Living in the 15th and 16th centuries, the Italian High Renaissance sculptor, painter, architect, poet, and engineer Michelangelo… had only to send assistants off to market to bring back what he needed. Though vanishingly few of this prolific creator’s papers survive today, we do happen to have a few of the grocery lists he sent with them, like that which you see above.

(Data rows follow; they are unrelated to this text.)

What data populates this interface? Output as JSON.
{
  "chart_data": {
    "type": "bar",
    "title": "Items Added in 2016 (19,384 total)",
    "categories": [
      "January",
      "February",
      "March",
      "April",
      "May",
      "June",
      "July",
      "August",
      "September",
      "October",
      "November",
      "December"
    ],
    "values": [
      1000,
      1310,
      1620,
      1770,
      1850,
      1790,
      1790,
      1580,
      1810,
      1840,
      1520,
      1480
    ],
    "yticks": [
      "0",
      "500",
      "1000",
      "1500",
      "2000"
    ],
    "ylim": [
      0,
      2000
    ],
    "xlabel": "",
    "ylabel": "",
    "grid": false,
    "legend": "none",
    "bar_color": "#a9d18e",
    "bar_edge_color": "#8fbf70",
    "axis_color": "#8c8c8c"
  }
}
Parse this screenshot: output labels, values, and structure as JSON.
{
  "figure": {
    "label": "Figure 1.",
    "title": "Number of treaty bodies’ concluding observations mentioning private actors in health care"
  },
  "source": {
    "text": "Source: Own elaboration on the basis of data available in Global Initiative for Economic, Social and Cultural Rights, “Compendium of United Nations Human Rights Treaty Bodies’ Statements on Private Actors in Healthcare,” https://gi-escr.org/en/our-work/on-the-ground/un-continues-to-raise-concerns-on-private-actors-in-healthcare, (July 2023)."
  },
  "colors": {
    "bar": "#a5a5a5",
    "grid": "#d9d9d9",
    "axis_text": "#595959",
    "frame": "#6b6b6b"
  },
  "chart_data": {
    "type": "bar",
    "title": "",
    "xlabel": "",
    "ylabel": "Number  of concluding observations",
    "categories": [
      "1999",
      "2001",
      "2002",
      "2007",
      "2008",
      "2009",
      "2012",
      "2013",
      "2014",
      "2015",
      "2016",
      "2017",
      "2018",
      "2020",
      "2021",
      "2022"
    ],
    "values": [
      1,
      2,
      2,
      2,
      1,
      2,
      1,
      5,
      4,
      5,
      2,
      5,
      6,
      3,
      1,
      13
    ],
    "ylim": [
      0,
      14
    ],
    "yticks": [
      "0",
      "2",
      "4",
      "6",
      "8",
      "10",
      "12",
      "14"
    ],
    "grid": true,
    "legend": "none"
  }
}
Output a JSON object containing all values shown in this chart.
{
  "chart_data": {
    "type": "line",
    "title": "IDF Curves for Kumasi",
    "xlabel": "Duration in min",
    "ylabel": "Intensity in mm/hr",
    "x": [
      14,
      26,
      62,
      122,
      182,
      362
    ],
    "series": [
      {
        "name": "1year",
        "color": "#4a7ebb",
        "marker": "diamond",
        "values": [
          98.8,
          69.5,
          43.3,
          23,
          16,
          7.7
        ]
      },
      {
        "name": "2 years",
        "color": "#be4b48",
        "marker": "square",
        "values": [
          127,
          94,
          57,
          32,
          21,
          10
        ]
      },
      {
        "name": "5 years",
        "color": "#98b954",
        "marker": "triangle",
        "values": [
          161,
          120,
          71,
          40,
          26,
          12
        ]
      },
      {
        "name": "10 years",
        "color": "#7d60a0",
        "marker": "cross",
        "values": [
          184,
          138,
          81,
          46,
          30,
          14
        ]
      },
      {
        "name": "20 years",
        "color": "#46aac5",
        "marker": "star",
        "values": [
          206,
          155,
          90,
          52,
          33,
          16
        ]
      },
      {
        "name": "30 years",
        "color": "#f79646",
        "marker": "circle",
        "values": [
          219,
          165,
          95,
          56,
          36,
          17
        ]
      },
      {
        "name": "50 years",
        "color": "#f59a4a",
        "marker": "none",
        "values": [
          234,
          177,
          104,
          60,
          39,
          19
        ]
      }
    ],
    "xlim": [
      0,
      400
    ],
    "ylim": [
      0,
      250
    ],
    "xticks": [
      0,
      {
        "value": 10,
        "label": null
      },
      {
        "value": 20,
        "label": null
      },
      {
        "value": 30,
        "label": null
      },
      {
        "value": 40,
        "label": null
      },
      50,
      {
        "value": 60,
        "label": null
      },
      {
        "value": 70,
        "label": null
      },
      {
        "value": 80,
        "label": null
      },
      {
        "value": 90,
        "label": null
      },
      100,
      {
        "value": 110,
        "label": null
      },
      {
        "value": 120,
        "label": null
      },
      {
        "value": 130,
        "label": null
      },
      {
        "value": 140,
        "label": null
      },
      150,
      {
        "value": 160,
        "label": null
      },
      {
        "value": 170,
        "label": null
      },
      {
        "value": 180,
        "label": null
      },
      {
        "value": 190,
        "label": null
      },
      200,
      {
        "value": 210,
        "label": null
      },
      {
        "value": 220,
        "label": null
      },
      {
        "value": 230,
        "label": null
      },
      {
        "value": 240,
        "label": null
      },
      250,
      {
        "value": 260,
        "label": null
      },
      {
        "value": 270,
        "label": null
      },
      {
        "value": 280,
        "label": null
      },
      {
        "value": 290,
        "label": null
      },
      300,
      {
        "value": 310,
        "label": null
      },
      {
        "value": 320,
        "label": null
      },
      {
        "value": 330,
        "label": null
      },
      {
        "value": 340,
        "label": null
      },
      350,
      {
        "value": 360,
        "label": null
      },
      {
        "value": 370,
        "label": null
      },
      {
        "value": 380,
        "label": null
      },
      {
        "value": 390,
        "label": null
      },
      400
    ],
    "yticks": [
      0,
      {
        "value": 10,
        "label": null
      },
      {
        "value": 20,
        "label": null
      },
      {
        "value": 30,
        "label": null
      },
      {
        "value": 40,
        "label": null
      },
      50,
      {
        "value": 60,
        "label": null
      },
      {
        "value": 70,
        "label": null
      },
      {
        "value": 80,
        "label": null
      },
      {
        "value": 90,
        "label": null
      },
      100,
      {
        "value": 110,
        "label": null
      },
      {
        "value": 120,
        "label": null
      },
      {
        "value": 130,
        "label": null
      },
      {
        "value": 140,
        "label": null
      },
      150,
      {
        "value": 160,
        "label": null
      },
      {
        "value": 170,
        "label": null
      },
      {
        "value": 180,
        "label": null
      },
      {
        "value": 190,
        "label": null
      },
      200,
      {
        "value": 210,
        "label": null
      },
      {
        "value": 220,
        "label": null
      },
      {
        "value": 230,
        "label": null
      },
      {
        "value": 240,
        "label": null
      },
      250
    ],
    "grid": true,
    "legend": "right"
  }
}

John Updike once wrote that “excellence in the great things is built upon excellence in the small,” and the observation holds up ideally when we think about Michelangelo’s numerous great achievements — Pietà, David, The Last Judgment, St. Peter’s Basilica — in comparison to this humble yet striking rundown of ingredients for a meal, of the same basic kind each of us scrawl out regularly. But when Michelangelo scrawled, he scrawled with both a craftsman’s practical precision and an artist’s evocative flair. “Because the servant he was sending to market was illiterate,” writes the Oregonian‘s Steve Duin in a review of a Seattle Art Museum show, “Michelangelo illustrated the shopping lists — a herring, tortelli, two fennel soups, four anchovies and ‘a small quarter of a rough wine’ — with rushed (and all the more exquisite for it) caricatures in pen and ink.” As we can see, the true Renaissance Man didn’t just pursue a variety of interests, but applied his mastery equally to tasks exceptional and mundane. Which, of course, renders the mundane exceptional.